Wednesday, January 22, 2014
How does this happen?
Most personal care homes don't have the staff to send someone along with a resident when the resident needs to go to the hospital. (Which I totally don't understand. When you send a dementia patient to the hospital, how are they supposed to answer questions about how they were hurt? Or where they hurt? Or when their birth date is? Or what types of medications they take? The answer: they CAN'T!) So, hospital staff is left trying to figure out things with the limited information they receive from the EMTs who transport the resident.
Families, then, are totally dependent on the home's staff to notify them a) that a resident has been hurt, and 2) that they have gone to the hospital ER.
Perhaps some families don't care. Perhaps they let their loved ones go through these ordeals alone. I don't know. But I do know that my sister and I DO care, and the thought of my father being alone in a strange, bewildering place that is noisy, and crowded, with people who don't know him, possibly don't even know that he has dementia, is unconscionable. Just the thought of it is enough to bring me to tears.
Yet, it happened.
Yesterday, around 4:30 p.m., my father evidently fell in the Memory Care unit. Because he hit his head and was bleeding a bit, they had to send him to the ER to be checked out.
Guess what time they called to inform us that Dad was in the ER?
Answer: they didn't.
Let me repeat that.
No one called.
Around 10 p.m., one of the night staff called my sister to ask how Dad was doing since he wasn't back from the hospital yet. And that's how we discovered Dad was in the ER.

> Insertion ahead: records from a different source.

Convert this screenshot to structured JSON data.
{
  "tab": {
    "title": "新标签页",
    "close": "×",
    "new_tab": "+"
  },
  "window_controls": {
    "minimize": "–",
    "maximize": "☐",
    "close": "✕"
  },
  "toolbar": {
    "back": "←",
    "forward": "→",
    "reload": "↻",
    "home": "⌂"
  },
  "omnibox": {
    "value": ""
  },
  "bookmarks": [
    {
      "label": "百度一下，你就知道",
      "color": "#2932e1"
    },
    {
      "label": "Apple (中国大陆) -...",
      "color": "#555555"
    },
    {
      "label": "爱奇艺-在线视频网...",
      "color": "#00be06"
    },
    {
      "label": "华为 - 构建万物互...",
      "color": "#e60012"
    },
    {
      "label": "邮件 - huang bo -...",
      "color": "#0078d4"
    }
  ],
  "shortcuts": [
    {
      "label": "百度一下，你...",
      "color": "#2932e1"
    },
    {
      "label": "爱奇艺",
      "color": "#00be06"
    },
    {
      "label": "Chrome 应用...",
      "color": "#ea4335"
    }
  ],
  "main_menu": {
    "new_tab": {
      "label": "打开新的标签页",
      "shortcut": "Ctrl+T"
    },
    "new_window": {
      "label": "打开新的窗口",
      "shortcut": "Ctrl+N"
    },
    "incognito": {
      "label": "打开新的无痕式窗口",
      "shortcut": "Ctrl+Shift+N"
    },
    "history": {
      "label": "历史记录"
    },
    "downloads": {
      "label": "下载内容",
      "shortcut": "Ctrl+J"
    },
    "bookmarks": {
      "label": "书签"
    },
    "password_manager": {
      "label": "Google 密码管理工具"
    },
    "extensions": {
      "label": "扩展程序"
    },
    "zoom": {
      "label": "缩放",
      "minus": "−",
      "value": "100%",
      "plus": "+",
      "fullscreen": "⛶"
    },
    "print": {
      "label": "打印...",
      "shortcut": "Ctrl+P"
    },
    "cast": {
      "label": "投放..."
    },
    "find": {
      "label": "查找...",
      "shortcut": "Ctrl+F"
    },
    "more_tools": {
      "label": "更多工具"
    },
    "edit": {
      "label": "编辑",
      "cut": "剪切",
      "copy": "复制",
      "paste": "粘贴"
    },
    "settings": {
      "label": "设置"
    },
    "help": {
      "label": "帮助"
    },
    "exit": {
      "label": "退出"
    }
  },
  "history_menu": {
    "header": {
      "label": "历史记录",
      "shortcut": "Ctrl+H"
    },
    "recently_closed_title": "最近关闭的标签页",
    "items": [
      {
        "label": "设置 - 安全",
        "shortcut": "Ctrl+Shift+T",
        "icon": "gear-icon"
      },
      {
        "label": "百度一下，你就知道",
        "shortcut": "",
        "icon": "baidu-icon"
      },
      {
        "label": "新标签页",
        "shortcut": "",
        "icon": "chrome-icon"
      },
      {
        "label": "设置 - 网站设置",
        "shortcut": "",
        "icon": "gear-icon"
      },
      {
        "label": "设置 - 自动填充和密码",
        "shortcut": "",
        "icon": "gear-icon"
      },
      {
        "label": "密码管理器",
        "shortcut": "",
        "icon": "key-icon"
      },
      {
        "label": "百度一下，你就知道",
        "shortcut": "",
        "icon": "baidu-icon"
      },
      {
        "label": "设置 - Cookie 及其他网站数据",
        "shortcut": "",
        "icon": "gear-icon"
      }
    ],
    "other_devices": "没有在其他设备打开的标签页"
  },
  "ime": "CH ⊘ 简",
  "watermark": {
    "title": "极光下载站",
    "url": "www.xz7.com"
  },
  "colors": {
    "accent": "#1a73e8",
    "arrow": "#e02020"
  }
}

When my sister frantically called the ER, she found out that Dad was being discharged and would soon be transported back to the home.
For six hours, my father was alone in the ER, with no one to comfort him, or keep him from being unduly afraid, or to explain to him what was going on. No one.
Fortunately, my father seems to be okay. But what if something had happened in that ER? What if it had been much more serious, and my sister and I were unable to be at his side because no one friggin' called to say, "Oh, by the way, your Dad fell and is in the hospital."
I can't even begin to tell you how upsetting this is. When we visited Dad today, all we could think about was what if something had happened to him and at least one of us hadn't been there.
I feel like I've had all the air sucked out of my body. This is so wrong.